I often try to imagine the living conditions of my ancestor’s. What was it like to start a farm where it was necessary to clear the virgin woods by hand so that enough sun could come through the canopy to grow crops? How was it possible to scrounge enough food to feed a hungry family from hunting and gathering while developing the land? What diseases and accidents plagued them? I’m so lucky that I never suffered from those kinds of privations. Sometime about 100 years ago, my grandparents (Winfield and Alice Sterling) built and lived in a sod hut out in the grasslands of western Kansas. They must have suffered from a shortage of clean water, enough food to eat and incredibly harsh winters. They gave up their land claim in only a few years.
Lucky to be born in a civilized country where I never experienced the lack of healthy food, clean water or weather extremes. A place where we were free from excessive tyranny, enjoyed the rule of law, private property and more freedom than almost any place on earth. A place where folks from all over the world wished to come to share in our bountiful existence. I could have been born in North Korea, China, Cuba or some other nation where citizens are slaves to the state.

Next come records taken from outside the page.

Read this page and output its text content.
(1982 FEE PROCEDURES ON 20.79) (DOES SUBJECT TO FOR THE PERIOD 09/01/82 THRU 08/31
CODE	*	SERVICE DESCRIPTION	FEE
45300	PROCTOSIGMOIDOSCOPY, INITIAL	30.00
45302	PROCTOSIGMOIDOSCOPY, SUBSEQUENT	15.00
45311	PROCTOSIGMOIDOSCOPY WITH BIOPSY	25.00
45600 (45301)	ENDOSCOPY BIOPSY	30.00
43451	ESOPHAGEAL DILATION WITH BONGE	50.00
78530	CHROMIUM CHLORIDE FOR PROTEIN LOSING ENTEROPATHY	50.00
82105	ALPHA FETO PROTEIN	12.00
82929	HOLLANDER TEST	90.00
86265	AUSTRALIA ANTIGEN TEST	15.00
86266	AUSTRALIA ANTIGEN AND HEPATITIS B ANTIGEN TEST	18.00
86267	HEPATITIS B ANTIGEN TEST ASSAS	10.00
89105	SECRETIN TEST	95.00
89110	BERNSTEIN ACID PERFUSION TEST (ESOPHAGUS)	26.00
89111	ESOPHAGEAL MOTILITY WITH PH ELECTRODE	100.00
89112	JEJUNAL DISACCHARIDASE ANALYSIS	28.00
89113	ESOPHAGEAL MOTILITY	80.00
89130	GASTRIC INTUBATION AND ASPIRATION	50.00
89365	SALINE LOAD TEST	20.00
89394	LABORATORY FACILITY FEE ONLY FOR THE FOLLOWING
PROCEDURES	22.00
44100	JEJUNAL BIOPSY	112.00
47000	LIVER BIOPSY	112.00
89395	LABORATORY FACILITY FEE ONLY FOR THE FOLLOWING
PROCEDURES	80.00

It was not that long ago, when living where I live now, we would have been terrorized by bands of savage Comanches. Only 100 years before I was born (1836), Comanche and other indians attacked Fort Parker just upriver from where we live — killing and capturing several family members. Also, since the Battle of San Jacinto (also in 1936), we Texans are less likely to suffer from the threat of a Mexican invasion by any Santa Ana type Caudillo.
Come from good, stable family.
Kids all married with no divorces and self-supporting.
Grandkids healthy and bright
But it is not all just luck. I carefully planned my birth so that I would be too young to fight in the Korean War and too old for the Vietnam War — both of which killed lots of young Marines like me. Thus, I was spared the absolute horrors of mass human slaughters that took place during the relatively frequent wars we have fought in the last 100 years. The realization that under the thin veneer of human civilization lies people capable of barbarity and cruelty to other humans that is hard to comprehend.